Выбрать главу

Судьба привела меня в подвал, заставила рыться в куче угля, и я это так и понял, увидел над собой доктора Леера или кто он такой. Чувство судьбы — вернее, ее потери — было у многих лагерников. У меня оно тоже было обострено. Большинство случаев расквитаться, которые я упустил, мне казались сомнительными. Этот же был несомненным. Но я не выдержал напряжения, которое возникает перед выстрелом. Не преодолел сопротивления спускового крючка. Все было за то, чтобы выстрелить: три лагерных года, пистолет, который я специально для этого добыл, почти полная уверенность что немец — тот самый фашист. Даже какое-то согласие в глазах немки. Чего же мне не хватало? Что показалось непереносимым? Звук, который ударит в каморке? То, что после него тут изменится? Перенесу ли это?

Я не задавал себе этих вопросов, я их избегал. Они приходили сами. Уж если ты по своей воле разминулся с судьбой, тебе есть о чем себя спросить.

И потом, эта возня с пиджаком, в который Ванюша вцепился, будто в нем был какой-то выход! Должно быть, Ванюше тут тоже чего-то не хватало! Каких-то указаний судьбы. Иначе не стал бы он с таким усилием вырывать ненужный ему пиджак.

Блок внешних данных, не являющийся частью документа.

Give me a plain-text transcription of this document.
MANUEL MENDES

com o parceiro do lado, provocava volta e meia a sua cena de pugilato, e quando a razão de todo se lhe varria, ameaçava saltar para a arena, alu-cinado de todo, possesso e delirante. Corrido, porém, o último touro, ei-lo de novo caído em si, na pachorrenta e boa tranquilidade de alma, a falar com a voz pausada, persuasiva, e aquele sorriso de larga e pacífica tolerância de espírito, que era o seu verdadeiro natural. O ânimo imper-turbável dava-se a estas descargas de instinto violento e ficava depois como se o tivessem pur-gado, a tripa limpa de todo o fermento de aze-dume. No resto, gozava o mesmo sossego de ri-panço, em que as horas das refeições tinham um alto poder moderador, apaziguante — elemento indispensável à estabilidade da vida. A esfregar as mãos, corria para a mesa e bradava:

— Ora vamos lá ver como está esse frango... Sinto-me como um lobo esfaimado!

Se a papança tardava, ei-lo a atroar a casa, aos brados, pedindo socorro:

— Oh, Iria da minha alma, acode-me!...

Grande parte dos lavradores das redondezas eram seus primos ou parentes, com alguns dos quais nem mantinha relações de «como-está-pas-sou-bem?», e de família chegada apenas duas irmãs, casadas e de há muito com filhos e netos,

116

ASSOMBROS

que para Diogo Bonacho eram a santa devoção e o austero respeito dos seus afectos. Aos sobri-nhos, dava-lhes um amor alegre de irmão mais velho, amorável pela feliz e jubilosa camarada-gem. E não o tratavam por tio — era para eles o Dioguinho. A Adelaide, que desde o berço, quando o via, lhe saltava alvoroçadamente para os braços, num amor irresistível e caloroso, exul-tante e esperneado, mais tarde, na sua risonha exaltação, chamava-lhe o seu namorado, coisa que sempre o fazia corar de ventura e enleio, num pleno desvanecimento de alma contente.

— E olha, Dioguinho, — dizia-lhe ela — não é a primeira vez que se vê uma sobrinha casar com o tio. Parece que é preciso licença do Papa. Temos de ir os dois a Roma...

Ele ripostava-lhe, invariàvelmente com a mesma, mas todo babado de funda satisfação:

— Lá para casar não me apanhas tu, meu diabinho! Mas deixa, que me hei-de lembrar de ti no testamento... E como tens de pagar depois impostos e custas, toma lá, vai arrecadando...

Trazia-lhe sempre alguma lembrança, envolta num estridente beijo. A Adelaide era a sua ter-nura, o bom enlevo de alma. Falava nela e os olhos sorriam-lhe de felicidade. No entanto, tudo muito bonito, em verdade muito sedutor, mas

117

Это была какая-то постыдная отходчивость! Страшно сказать, мне не хватало гнева, памяти. Где я их растерял? И за какое время? За несколько недель при американцах? При такой памяти на зло, вооружен ты или нет, тебя возьмут голыми руками! Именно это я чувствовал, с заряженным пистолетом в руках наблюдая, как немец и Ванюша все с большим упорством тянули пиджак к себе. Чтобы сильней дернуть, Ванюша уперся головой немцу в живот и оказался у него на коленях. Теперь трое были на разворошенной постели. В озлоблении борьбы и Ванюша и немец будто одинаково забыли о моем и Ванюшином оружии. И в выражении глаз немки что-то изменилось, словно она догадалась, что мы не те, кого она с усталостью и согласием ждет. И еще в глазах ее было что-то. Будто она презирала нас за то, что мы упускаем такой случай. Презрение, казалось, шло из жуткой глубины, где никогда никаких случаев не упускают.

Дважды немцы брали мой родной город. В декабре сорок первого они продержались всего десять дней. Их было немного. Но, когда они откатились на своих мотоциклетках и автомобилях, город застонал потрясенный. У жестокости, которая после них осталась, не было названия, потому что у нее не было причин и границ. Хоронили несколько сот человек. Это были случайные прохожие или жители домов, около которых нашли мертвых немцев. Люди успокаивали детей, кипятили воду, а их выгнали на улицу и поставили к стене родного дома. Должно быть, переход от простейших домашних дел прямо к смерти особенно невыносим. Нелепа смерть у стены своего же дома. Наверно, они не верили до последней секунды. И тем, кто их хоронил, этот переход казался особенно ужасным. Ведь они тоже в этот момент что-то делали у себя дома или куда-то собирались идти.

Выгоняя людей из кухонь и подвалов, куда в эти дни переместилась жизнь, останавливая их на улице, убийцы показывали, что все горожане для них одинаковы. Это была какая-то новая смерть и новый страх, при котором стали опасны и домашние стены и улица, которой идешь. Было непонятно, как на все это могло хватить злобности. И осталось странное ощущение, что стреляли не серые фигурки в шинелях и плащах, а те мотоциклетки, на которых они разъезжали по городу. Так мало во всем этом было человеческого.

В городских скверах немцы оставили несколько своих могил: крест и солдатский шлем на холмике. Мы ходили на них смотреть, будто похоронены там были не люди, а те же стреляющие мотоциклетки.

Некоторое время могилы стояли нетронутыми, но потом кто-то решил, что убийцы и убитые не могут лежать в одной земле, трупы вывезли за город, а могилы разровняли. Когда немцы захватили город второй раз, они стали разыскивать тех, кто принимал в этом участие. Понятно, тех, кто решал, они не нашли и расстреляли мобилизованных мальчишек-подводчиков.

Во второй раз немцы продержались дольше и убили гораздо больше людей. Так почему они могли убивать сто за одного, а я не решаюсь одного за сто? Разве есть другой способ расквитаться? И как иначе избавиться от памяти, которая давит меня? Может, неполноценность, о которой толковали эти стреляющие мотоцклетки, и есть отходчивость? Не за нее ли нас презирала немка в подвале?